Algunos de esos grandes malogrados me vienen de inmediato a la memoria: Beckett, Bernhard, Bolaño. La ironía en Beckett, por ejemplo, tuvo siempre matiz de látigo: sus narradores fracasaban una y otra vez, incluso antes de empezar a hablar, pero gracias a esto encontraron un modo muy personal de expresarse, y en ese modo hay todavía —después del fin de la vieja gran prosa— un camino a recorrer.

“La decisión de no actuar más en público y, sin embargo, seguir perfeccionándose hasta el límite extremo de sus posibilidades”, leemos en El malogrado, y parecen esas palabras cargadas de expectativas en medio de la tempestad general. De ese libro de Bernhard y de otros del autor escribe Iyer en su ensayo: “Puede que sus músicos hayan renunciado a su arte y que sus críticos musicales sean incapaces de escribir una línea, pero Bernhard ha creado una música para sí mismo. Es, tal vez, una sinfonía grotesca, un vals ridículo, irrisorio, disparatado y oscuro, pero hay algo emocionante, podríamos decir incluso hermoso, en su canto abnegado”.

Esa clase de abnegadas músicas obsesivas son el último y quizás bien modesto camino que le queda a la literatura después de la muerte de la literatura. Son músicas de malogrados para malogrados.

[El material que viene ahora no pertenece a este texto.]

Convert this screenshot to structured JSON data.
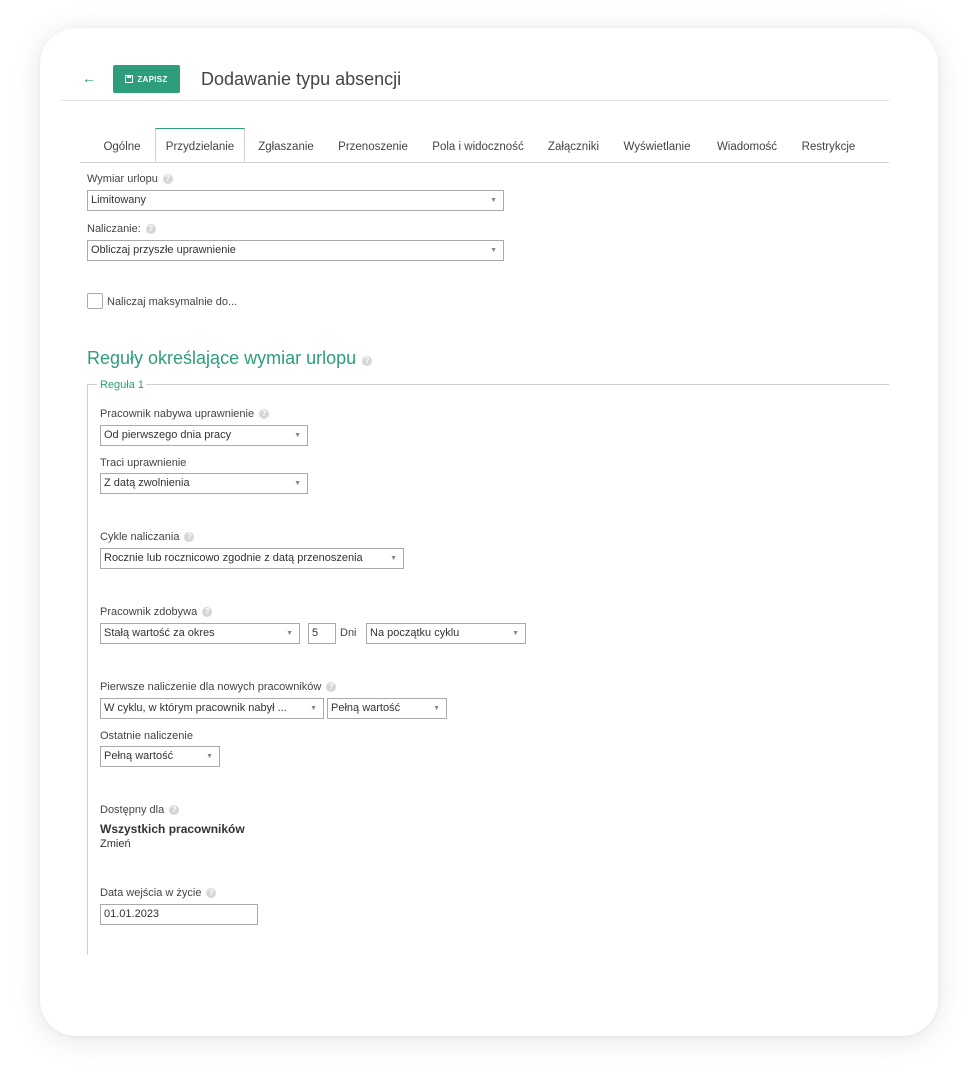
{
  "header": {
    "back_icon": "arrow-left-icon",
    "save_label": "ZAPISZ",
    "save_icon": "floppy-disk-icon",
    "title": "Dodawanie typu absencji"
  },
  "tabs": [
    {
      "label": "Ogólne",
      "active": false
    },
    {
      "label": "Przydzielanie",
      "active": true
    },
    {
      "label": "Zgłaszanie",
      "active": false
    },
    {
      "label": "Przenoszenie",
      "active": false
    },
    {
      "label": "Pola i widoczność",
      "active": false
    },
    {
      "label": "Załączniki",
      "active": false
    },
    {
      "label": "Wyświetlanie",
      "active": false
    },
    {
      "label": "Wiadomość",
      "active": false
    },
    {
      "label": "Restrykcje",
      "active": false
    }
  ],
  "form": {
    "wymiar_label": "Wymiar urlopu",
    "wymiar_value": "Limitowany",
    "naliczanie_label": "Naliczanie:",
    "naliczanie_value": "Obliczaj przyszłe uprawnienie",
    "max_checkbox_label": "Naliczaj maksymalnie do...",
    "max_checkbox_checked": false
  },
  "rules": {
    "section_title": "Reguły określające wymiar urlopu",
    "legend": "Reguła 1",
    "nabywa_label": "Pracownik nabywa uprawnienie",
    "nabywa_value": "Od pierwszego dnia pracy",
    "traci_label": "Traci uprawnienie",
    "traci_value": "Z datą zwolnienia",
    "cykle_label": "Cykle naliczania",
    "cykle_value": "Rocznie lub rocznicowo zgodnie z datą przenoszenia",
    "zdobywa_label": "Pracownik zdobywa",
    "zdobywa_value": "Stałą wartość za okres",
    "zdobywa_amount": "5",
    "zdobywa_unit": "Dni",
    "zdobywa_timing": "Na początku cyklu",
    "pierwsze_label": "Pierwsze naliczenie dla nowych pracowników",
    "pierwsze_value": "W cyklu, w którym pracownik nabył ...",
    "pierwsze_amount": "Pełną wartość",
    "ostatnie_label": "Ostatnie naliczenie",
    "ostatnie_value": "Pełną wartość",
    "dostepny_label": "Dostępny dla",
    "dostepny_value": "Wszystkich pracowników",
    "zmien_label": "Zmień",
    "data_label": "Data wejścia w życie",
    "data_value": "01.01.2023"
  },
  "colors": {
    "accent": "#2e9d7c",
    "border": "#aaaaaa",
    "help_icon": "#d6d6d6"
  },
  "icons": {
    "help": "help-circle-icon",
    "caret": "caret-down-icon"
  }
}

Y en ellas se concentra —como un hondo zumbido fuera del tiempo— nuestra postrera posibilidad de supervivencia.

Te escucho, lector, y no te negaré que casi se acabó la fiesta y que el cielo radicalmente negro siente indiferencia por todos, pero imagina, por un momento, que vas por ese último trayecto que le queda a la literatura y estás con los personajes de tu propia música en la última frontera, perdido en el desierto de Sonora, por ejemplo, al final de todas las búsquedas, o en la biblioteca gótica del gran Gatsby y te llamas Ojos de Búho y eres aquel tipo de grandes lentes que va siempre aturdido después de haber comprobado con asombro que los libros de la casa de Gatsby no son falsos.

Pongamos, además, que hay luna llena y banjos en el jardín.

—¿No lo ven? —dices—. Lo he comprobado. Los libros son de verdad.

Frases desesperadas como ésta, aunque cargadas de una exaltación de la supervivencia, componen la trastornada música de los malogrados: frases que son como suaves borrascas taciturnas, pensadas para un tiempo inestable, aunque no tan vacilante como quieren hacernos creer.

Desnudo en la bañera, asomado al abismo. Lars Iyer. Traducción de Susana Lago. Frontera D.